Kurz: Die Politik des Westens in den letzten zwanzig Jahren hat im Nahen und Mittleren Osten, im Maghreb und Nordafrika nur Chaos, Zerstörung und Hass hinterlassen. Von Mali über Libyen, Syrien, Somalia und den Irak bis hin nach Afghanistan entstand ein Gürtel der Anarchie, in dem Gewalt alltäglich und das Überleben zum Zufall geworden ist, in dem Minderheiten zur Jagdbeute werden und Demokratie in weite Ferne rückt.

Die Strategie des Westens ist gescheitert, selbst wenn man sie rein an den ökonomischen Zielen misst. Das irakische Öl fließt jetzt zugunsten von russischen und chinesischen Konzernen, das syrische finanziert gar die Mörderbanden des ISIS und ihren Vormarsch auf die nordirakischen Ölfelder.
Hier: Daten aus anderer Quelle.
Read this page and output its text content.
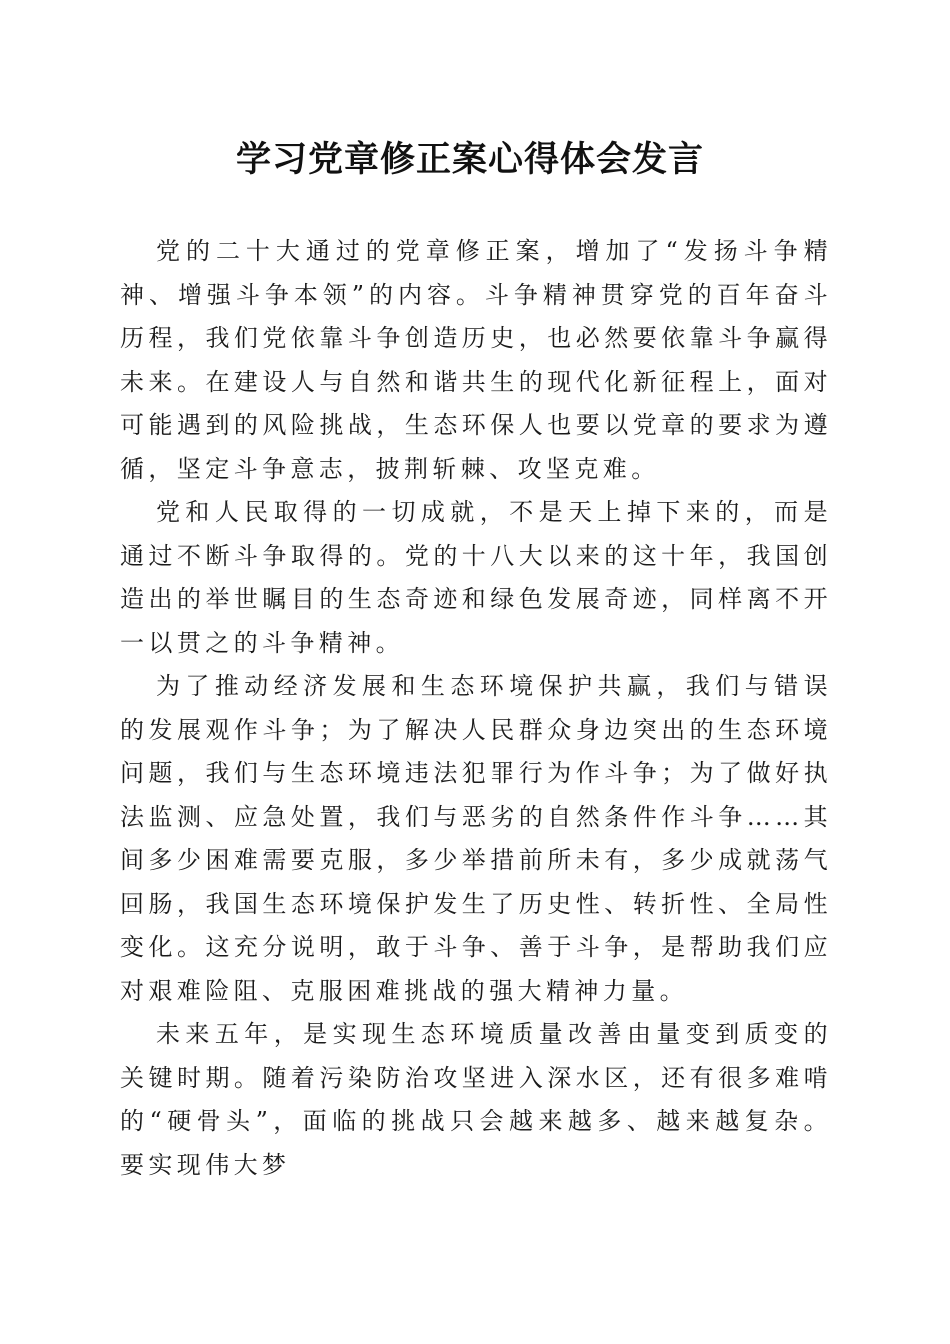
学习党章修正案心得体会发言

党的二十大通过的党章修正案，增加了“发扬斗争精神、增强斗争本领”的内容。斗争精神贯穿党的百年奋斗历程，我们党依靠斗争创造历史，也必然要依靠斗争赢得未来。在建设人与自然和谐共生的现代化新征程上，面对可能遇到的风险挑战，生态环保人也要以党章的要求为遵循，坚定斗争意志，披荆斩棘、攻坚克难。

党和人民取得的一切成就，不是天上掉下来的，而是通过不断斗争取得的。党的十八大以来的这十年，我国创造出的举世瞩目的生态奇迹和绿色发展奇迹，同样离不开一以贯之的斗争精神。

为了推动经济发展和生态环境保护共赢，我们与错误的发展观作斗争；为了解决人民群众身边突出的生态环境问题，我们与生态环境违法犯罪行为作斗争；为了做好执法监测、应急处置，我们与恶劣的自然条件作斗争……其间多少困难需要克服，多少举措前所未有，多少成就荡气回肠，我国生态环境保护发生了历史性、转折性、全局性变化。这充分说明，敢于斗争、善于斗争，是帮助我们应对艰难险阻、克服困难挑战的强大精神力量。

未来五年，是实现生态环境质量改善由量变到质变的关键时期。随着污染防治攻坚进入深水区，还有很多难啃的“硬骨头”，面临的挑战只会越来越多、越来越复杂。要实现伟大梦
Die Handelswege, Pipelines und Förderstätten sind keineswegs sicherer geworden. Die einzigen, die von diesem anhaltenden, nahezu globalen Krieg nennenswert profitieren, sind die Waffenproduzenten, die sich mit dem diesjährigen NATO-Gipfel und der dort anstehenden Mindest-Rüstungsvereinbarung von zwei Prozent des BIP wieder auf einen saftigen Schluck aus der Pulle freuen können.

Der Konflikt um die Ukraine kommt dem militärisch-industriellen Komplex in den NATO-Staaten gerade recht: Endlich wieder ein richtiges Feindbild, ein Motivationsprogramm für nahezu unbegrenzte Aufrüstung! Und schon regieren die alten Reflexe wieder das Handeln der westeuropäischen Regierungen: Rüsten, Rüsten, Rüsten!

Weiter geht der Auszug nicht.